Trump assicura che potrebbe essere presidente del Venezuela dopo aver imparato rapidamente lo spagnolo



Donald TrumpFoto © CiberCuba / Sora

Il presidente degli Stati Uniti, Donald Trump, ha scherzato lunedì sulla possibilità di candidarsi come presidente del Venezuela una volta terminato il suo mandato, assicurando che imparerà rapidamente lo spagnolo, non ci vorrà molto tempo per riuscirci.

"Guido i sondaggi più di chiunque altro nella storia del Venezuela. Quindi, dopo aver terminato con questo, posso andare in Venezuela, imparerò rapidamente lo spagnolo, non ci vorrà molto tempo, sono bravo con le lingue, e mi candiderò per presidente," ha detto Trump durante un'intervento pubblico.

Al termine del commento, il mandatario ha chiarito di essere "molto contento" con la presidente eletta attualmente in Venezuela, riferendosi a Delcy Rodríguez, e ha aggiunto: "Siamo molto contenti con la presidente eletta che hanno ora, con le persone che sono al comando".

Non è la prima volta che Trump fa questo tipo di dichiarazioni sul Venezuela.

In marzo, avevo già scherzato in termini simili: "Sono la persona con il maggiore supporto nei sondaggi. Dopo la presidenza, potrei andare in Venezuela e candidarmi contro Delcy. Potrei competere contro Delcy. Piaccio in Venezuela".

I commenti di Trump sono supportati da dati concreti. Un sondaggio di The Economist condotto da Premise nel gennaio 2026, dopo la cattura di Nicolás Maduro, ha posizionato il presidente americano come la figura più popolare del Venezuela, sopra Marco Rubio, María Corina Machado ed Edmundo González Urrutia.

Il contesto in cui si svolgono queste dichiarazioni è quello di un'inedita influenza di Washington su Caracas.

Il 3 gennaio 2026, le forze speciali statunitensi hanno catturato Maduro a Caracas durante la cosiddetta "Operazione Risoluzione Assoluta".
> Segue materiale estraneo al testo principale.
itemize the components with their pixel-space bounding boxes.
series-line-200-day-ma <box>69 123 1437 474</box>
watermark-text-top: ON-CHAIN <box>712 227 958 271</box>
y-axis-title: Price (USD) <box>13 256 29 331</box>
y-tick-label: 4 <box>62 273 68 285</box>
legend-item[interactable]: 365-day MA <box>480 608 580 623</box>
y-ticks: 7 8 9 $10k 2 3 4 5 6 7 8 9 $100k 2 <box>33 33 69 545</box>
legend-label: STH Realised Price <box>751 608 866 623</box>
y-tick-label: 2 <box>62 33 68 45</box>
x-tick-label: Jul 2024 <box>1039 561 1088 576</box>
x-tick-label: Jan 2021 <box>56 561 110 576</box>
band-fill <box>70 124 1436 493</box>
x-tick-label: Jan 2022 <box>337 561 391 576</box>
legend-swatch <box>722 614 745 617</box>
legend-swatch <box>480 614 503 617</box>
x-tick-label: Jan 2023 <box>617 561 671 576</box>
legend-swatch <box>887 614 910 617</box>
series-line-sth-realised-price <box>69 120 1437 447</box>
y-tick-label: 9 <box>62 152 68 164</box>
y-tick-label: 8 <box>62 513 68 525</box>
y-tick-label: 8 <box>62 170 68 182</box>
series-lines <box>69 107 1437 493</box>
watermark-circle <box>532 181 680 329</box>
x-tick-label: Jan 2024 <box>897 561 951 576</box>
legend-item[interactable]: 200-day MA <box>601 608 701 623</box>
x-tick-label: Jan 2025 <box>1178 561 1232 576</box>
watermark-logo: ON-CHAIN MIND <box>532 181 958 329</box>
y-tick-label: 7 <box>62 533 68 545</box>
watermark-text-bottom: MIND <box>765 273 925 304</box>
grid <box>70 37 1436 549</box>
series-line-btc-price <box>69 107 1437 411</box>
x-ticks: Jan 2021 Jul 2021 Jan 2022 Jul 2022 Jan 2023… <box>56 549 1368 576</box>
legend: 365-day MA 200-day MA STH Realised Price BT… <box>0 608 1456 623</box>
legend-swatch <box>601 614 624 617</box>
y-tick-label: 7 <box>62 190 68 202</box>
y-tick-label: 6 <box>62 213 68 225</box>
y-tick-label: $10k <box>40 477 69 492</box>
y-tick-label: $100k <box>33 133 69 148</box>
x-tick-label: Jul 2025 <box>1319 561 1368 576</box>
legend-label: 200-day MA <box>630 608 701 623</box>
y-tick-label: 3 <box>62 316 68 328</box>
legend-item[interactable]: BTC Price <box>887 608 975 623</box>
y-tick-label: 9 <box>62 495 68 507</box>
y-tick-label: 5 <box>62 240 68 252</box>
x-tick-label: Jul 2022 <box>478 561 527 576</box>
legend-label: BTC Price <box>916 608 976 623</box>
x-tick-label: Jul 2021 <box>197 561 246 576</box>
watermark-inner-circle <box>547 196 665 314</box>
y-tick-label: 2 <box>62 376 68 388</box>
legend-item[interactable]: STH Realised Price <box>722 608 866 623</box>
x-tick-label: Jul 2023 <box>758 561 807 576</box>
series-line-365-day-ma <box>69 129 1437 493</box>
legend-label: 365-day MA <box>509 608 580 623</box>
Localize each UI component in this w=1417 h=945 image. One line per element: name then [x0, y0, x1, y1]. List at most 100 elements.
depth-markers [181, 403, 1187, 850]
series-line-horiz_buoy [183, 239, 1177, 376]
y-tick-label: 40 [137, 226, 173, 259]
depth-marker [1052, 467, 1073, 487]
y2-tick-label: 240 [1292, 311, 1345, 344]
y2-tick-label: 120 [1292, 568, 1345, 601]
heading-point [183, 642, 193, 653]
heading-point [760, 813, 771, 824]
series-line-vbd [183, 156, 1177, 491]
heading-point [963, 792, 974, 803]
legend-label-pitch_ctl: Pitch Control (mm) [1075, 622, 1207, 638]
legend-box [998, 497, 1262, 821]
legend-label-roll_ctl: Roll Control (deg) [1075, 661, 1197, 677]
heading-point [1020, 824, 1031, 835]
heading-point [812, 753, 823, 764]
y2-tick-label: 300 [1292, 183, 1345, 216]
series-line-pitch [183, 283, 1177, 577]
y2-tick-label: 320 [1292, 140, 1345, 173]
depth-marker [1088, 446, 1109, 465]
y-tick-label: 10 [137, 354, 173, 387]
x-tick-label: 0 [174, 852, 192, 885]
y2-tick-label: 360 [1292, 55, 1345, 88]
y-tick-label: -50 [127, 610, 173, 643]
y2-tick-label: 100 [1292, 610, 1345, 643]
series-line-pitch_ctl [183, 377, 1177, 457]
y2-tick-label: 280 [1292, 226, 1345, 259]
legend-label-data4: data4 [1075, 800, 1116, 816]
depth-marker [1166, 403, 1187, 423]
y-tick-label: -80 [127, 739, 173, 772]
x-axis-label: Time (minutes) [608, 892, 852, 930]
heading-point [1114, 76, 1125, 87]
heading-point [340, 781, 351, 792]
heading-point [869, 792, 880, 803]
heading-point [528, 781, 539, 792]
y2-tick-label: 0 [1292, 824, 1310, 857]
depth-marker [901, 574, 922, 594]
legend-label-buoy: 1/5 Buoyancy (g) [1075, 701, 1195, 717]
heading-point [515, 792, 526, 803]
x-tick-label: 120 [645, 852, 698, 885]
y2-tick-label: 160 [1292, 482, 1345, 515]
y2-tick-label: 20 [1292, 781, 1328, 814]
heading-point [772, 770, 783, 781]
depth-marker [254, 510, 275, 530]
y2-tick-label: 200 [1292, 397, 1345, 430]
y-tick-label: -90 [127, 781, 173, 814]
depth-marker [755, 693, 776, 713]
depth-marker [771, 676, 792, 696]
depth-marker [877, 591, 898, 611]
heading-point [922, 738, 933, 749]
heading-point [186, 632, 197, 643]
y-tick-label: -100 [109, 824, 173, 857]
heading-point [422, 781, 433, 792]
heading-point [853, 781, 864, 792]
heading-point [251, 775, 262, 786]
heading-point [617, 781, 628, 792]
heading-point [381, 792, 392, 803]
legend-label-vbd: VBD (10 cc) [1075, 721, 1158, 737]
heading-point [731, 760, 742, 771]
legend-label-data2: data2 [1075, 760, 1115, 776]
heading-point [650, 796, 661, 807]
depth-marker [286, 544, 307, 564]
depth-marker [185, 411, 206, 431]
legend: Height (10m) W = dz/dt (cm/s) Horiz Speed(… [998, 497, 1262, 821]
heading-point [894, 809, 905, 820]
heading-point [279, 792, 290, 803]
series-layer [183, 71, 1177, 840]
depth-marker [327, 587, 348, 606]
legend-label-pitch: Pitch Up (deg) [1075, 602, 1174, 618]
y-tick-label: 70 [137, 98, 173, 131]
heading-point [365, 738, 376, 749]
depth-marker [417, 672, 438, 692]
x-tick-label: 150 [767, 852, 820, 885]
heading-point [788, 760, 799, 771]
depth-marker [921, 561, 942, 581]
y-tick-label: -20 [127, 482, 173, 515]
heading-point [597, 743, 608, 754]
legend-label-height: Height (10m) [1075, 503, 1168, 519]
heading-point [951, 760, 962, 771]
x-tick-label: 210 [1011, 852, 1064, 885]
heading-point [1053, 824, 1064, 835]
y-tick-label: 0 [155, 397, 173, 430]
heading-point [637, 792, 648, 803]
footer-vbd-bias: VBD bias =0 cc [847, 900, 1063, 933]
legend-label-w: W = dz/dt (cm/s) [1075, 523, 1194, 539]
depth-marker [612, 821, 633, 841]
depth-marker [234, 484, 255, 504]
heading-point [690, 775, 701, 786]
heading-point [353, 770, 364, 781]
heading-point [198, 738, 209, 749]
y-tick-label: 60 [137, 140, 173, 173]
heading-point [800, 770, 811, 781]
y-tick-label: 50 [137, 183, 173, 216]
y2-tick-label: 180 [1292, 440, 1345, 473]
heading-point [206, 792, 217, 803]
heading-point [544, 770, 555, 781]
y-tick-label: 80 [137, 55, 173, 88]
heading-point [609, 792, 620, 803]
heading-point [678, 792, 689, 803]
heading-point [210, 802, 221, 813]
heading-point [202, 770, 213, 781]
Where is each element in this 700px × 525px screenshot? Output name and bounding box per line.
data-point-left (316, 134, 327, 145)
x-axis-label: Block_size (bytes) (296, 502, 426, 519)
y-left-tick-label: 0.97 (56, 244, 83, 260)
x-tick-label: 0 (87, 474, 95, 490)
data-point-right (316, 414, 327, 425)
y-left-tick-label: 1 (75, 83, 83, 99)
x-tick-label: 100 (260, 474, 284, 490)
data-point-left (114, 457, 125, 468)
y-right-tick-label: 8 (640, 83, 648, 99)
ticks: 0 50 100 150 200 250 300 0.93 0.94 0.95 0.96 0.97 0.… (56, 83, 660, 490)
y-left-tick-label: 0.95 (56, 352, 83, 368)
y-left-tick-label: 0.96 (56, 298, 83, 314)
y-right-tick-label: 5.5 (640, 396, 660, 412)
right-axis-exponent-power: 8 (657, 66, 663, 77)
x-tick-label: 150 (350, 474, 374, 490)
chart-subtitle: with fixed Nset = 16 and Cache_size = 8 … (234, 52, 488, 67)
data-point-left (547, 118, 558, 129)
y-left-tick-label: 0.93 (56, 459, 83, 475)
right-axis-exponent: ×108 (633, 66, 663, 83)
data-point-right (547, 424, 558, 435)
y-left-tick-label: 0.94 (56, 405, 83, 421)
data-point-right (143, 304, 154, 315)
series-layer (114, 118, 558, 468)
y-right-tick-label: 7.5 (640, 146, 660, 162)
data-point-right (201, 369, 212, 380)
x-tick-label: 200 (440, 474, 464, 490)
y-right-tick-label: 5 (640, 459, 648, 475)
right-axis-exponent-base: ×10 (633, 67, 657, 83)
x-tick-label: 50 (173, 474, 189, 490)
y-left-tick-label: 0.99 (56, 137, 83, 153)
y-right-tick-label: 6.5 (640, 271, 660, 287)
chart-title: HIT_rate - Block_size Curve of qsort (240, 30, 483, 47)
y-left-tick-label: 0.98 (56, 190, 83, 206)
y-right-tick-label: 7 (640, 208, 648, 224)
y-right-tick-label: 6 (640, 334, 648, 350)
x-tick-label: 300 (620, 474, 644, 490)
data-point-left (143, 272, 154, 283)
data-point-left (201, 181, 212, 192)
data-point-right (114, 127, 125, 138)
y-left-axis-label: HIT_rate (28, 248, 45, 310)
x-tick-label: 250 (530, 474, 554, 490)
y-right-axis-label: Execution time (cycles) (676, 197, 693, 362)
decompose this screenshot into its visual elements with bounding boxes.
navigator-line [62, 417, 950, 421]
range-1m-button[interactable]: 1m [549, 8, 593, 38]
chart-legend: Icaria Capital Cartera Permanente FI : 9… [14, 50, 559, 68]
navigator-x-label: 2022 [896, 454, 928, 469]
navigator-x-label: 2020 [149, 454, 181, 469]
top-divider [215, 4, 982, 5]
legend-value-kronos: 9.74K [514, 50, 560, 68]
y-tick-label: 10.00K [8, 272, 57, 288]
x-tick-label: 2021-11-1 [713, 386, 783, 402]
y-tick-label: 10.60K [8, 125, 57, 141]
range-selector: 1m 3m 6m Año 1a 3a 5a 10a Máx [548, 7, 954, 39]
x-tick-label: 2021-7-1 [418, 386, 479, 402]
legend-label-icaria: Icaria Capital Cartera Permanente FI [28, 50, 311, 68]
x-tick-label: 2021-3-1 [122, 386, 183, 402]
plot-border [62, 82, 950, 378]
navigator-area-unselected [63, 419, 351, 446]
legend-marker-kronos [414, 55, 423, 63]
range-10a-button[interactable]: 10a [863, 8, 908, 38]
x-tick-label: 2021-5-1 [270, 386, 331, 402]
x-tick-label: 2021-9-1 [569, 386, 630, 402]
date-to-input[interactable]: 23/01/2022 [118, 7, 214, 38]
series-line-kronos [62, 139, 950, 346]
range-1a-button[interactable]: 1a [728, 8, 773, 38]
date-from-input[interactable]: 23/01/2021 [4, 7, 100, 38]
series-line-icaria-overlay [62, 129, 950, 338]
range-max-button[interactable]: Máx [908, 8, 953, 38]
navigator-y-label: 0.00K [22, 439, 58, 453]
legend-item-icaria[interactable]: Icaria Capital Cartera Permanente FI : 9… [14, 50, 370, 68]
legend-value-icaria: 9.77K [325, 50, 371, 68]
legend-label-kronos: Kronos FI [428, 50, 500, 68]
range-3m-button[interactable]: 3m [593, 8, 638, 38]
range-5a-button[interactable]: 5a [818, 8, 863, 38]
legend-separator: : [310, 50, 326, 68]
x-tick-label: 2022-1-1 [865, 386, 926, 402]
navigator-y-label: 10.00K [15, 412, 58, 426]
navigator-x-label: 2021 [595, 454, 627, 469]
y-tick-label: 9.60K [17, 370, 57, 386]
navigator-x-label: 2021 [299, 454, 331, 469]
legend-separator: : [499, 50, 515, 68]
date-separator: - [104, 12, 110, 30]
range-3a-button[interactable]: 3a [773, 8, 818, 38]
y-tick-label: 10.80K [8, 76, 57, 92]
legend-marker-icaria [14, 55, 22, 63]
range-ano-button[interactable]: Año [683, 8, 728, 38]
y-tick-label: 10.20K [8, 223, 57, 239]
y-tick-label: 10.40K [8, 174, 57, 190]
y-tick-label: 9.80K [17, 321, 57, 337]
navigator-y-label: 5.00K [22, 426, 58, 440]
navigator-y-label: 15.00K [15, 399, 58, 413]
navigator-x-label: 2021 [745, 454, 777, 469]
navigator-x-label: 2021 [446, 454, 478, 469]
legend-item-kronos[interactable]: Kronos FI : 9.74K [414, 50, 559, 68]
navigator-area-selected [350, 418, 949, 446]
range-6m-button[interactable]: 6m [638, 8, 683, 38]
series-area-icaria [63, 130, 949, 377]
Due giorni dopo, Delcy Rodríguez ha assunto la presidenza ad interim dopo una sentenza rapida del Tribunale Supremo di Giustizia sotto il concetto di "assenza forzosa" dell'ex mandatario.

Da allora, la relazione tra Trump e Rodríguez è stata pubblicamente elogiata.

Il mandatario l'ha descritta come "una persona fantastica" e il governo statunitense l'ha riconosciuta formalmente come autorità legittima del Venezuela.

Ese stesso giorno, Trump ha annunciato un accordo minerario di 165 milioni di dollari per lo sfruttamento dell'oro nel paese da parte di aziende statunitensi.

All'inizio del mese, l'Ufficio di Controllo dei Beni Stranieri (OFAC) ha sollevato le sanzioni contro Rodríguez, rimuovendola dalla Lista dei Nazionali Soprattutto Designati.

Nonostante i cambiamenti politici, il Venezuela continua a non avere una data per le elezioni. A tre mesi dalla cattura di Maduro, fonti vicine al processo indicano che le elezioni verranno convocate "quando lo ordinerà il governo statunitense", secondo i rapporti pubblicati questa domenica.